Personal information
- Full name: Charles Henry Tickle
- Date of birth: 1883
- Place of birth: Kings Norton, England
- Date of death: 1960 (aged 76–77)
- Position: Forward

Youth career
- Selly Oak St Mary's
- Bournbrook

Senior career*
- Years: Team / Apps / (Gls)
- 1902–1908: Small Heath / Birmingham / 88 / (14)
- 1908–1913: Coventry City
- 1913–1915: Worcester City

= Charlie Tickle =

English footballer

Charles Henry Tickle (late 1883–1960) was an English professional footballer who played in the Football League for Small Heath, which was renamed Birmingham during his time at the club.

Tickle was born in Kings Norton, which was then in north Worcestershire but has been part of Birmingham since 1911, and brought up in the Bournbrook district. He worked as a stencil-cutter, and played football for local clubs Selly Oak St Mary's and Bournbrook, before he signed professional forms for Small Heath, as the Birmingham club were then called, in January 1902.

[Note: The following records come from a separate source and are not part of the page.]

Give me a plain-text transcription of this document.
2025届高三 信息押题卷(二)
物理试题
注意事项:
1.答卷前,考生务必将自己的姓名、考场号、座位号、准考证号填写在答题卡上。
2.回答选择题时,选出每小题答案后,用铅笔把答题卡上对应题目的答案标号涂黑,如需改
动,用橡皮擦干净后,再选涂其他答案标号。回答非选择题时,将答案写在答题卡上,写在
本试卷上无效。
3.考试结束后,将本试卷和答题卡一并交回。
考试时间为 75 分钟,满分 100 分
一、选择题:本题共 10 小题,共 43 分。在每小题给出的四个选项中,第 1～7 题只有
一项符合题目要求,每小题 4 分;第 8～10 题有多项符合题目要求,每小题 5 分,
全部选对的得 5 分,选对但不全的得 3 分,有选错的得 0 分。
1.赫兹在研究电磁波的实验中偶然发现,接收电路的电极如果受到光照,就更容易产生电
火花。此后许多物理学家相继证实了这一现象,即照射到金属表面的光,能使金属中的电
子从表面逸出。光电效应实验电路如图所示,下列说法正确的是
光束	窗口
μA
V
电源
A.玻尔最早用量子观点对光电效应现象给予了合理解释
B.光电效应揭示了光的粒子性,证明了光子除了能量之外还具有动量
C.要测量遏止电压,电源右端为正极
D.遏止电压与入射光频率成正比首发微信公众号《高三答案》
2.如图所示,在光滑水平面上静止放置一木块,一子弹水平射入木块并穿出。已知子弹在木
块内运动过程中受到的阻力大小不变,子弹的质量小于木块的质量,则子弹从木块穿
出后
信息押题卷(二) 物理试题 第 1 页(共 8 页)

He made his Football League debut on 18 October 1902 in the Second Division away match against Gainsborough Trinity which Small Heath lost 1–0. Tickle played only twice in the 1902–03 season, and not at all the following year in the First Division. After Charlie Athersmith retired, Tickle established himself in the first team, playing at either outside right or inside right. During his sixth and last season with the club, his performances earned him selection for a Football League representative team which played against their Scottish counterparts at Villa Park.

When at the end of that 1907–08 season, the club were relegated back to the Second Division, Tickle chose to move into the Southern League. He spent five seasons with Coventry City and then joined Worcester City.

Tickle went on to work for Birmingham Corporation Tramways and played football for their works team, of the same name.